There’s an essay in Milan Kundera’s The Curtain called “Die Weltliteratur.” Kundera (pictured above) wrote it in French, though it’s got a German title, which his translator Linda Asher chose to keep. The essay describes the provincialism of both great nations, like France, and smaller ones, like Kundera’s own Czech Republic. Kundera describes how literature is an art form that perhaps is best appreciated as one that belongs to the world, rather to than to the country where any one story originates. He writes that works should be considered in both their small contexts and their large contexts: in France, Kundera writes, Rabelais isn’t necessarily considered a founding literary figure, but he is best read by a Russian theorist, Bahktin, and in the larger context of world literature can be seen to have practically invented the European novel. Alongside Cervantes, of course.
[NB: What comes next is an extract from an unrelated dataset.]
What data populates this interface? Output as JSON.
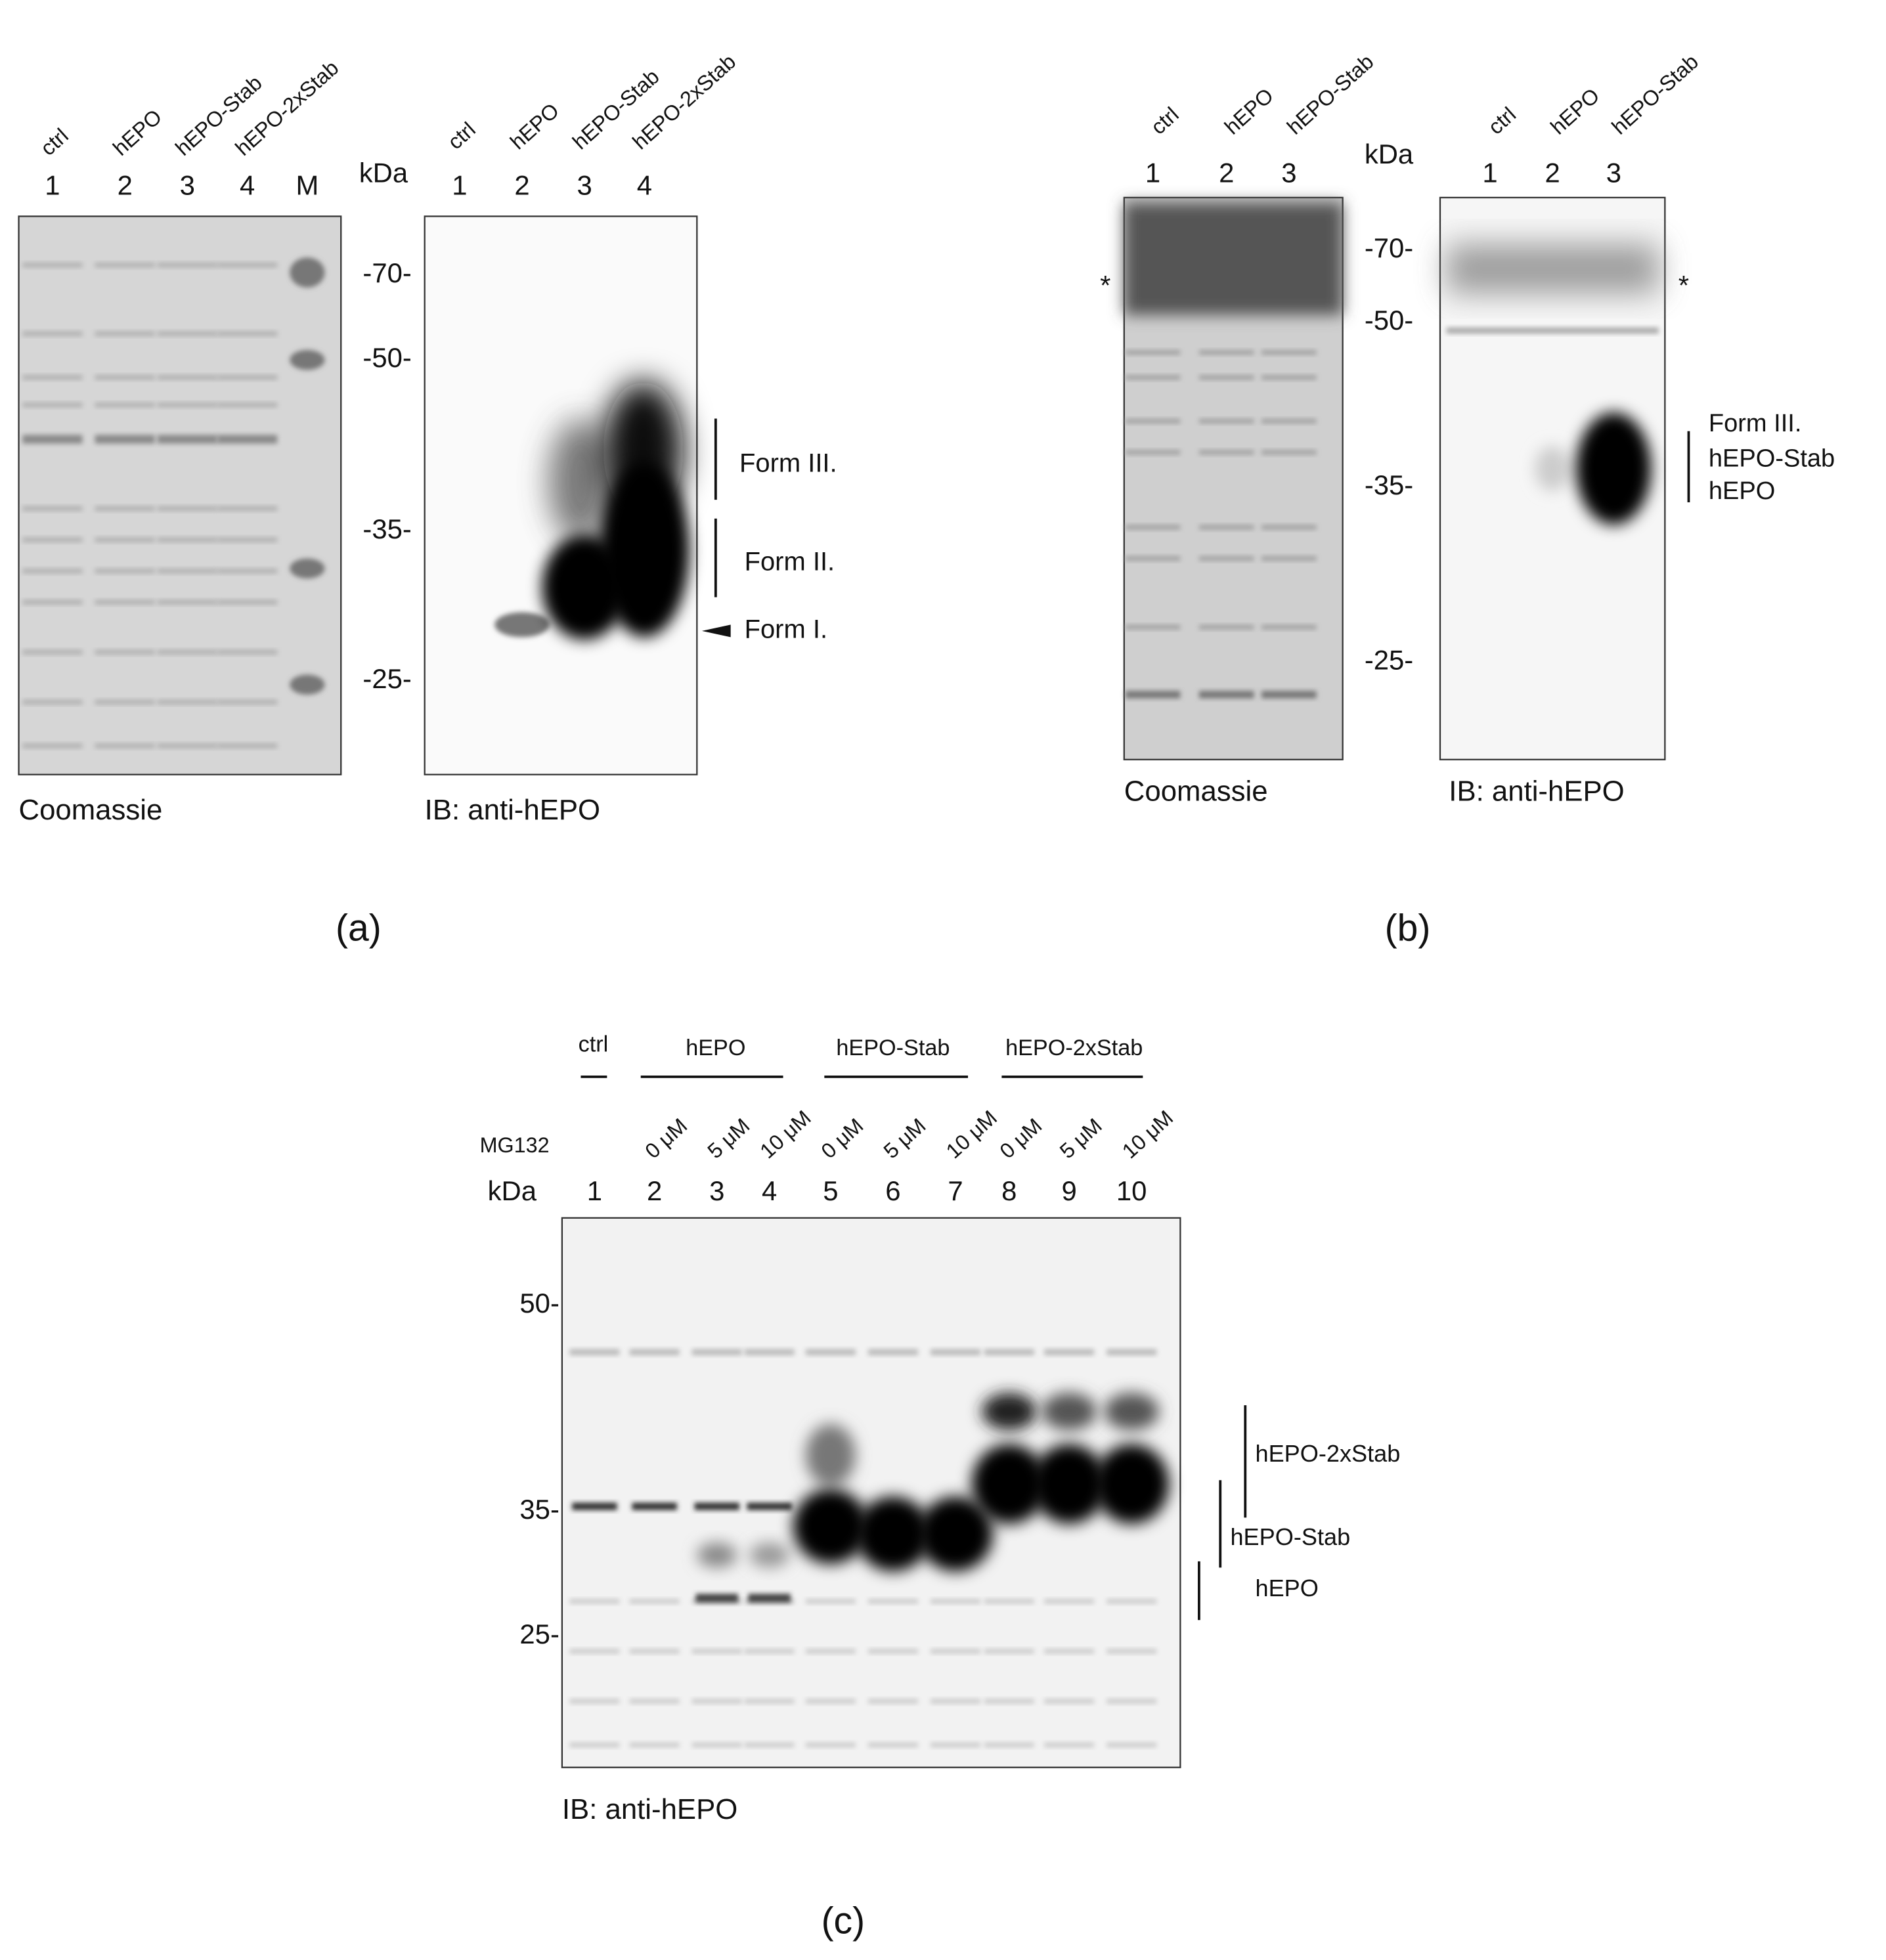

The tricky thing about reading in translation is the knowledge that no matter how much care the translator puts into their work, you know that you’re reading a rewritten text, a facsimile. Flaubert (who Kundera points out is not ranked as outrageously important in France, even if Madam Bovary revolutionized the novel as a realist) was famously fastidious in his word choices, hard on metaphors and in love with rhythm and assonance. Far be it from me to posit that story ever trumps style, but the sheer number of Madame Bovary translations seems to make its own case. Tim Parks had a great piece in the NYRB recently, about the tricky little ins and outs, the way words and sentences carry slightly different meanings if they’re attached to different sounds; he was writing about his recent novel being transliterated from European English into American English, but the point remains: “Any intervention in these patterns, whether simply substituting words to suit a local use of the same language, or more radically translating into another language, disturbs the relationship between sound and semantics.”
And yet, I would argue, there remains under the translated text some echo of that “small context” rhythm; the reader’s mind soaks in the words on the page, themselves steeped in the circumstances under which they were written—and then rewritten.
How fitting that these are the thoughts I find myself revisiting after I put down Água Viva. “So writing is the method of using the word as bait: the word fishing for whatever is not the word”, Lispector wrote. The book examines the simultaneous failure and necessity of language to make sense of being in the world. Words, in whatever language, are such a flawed and imperfect vehicle for capturing what it really means to be alive. We can only use them, to paraphrase Lispector, to explore invented truths. And then, just she has written it, (or as Tobler translated it): “Once whatever is between the lines is caught, the word can be tossed away in relief.”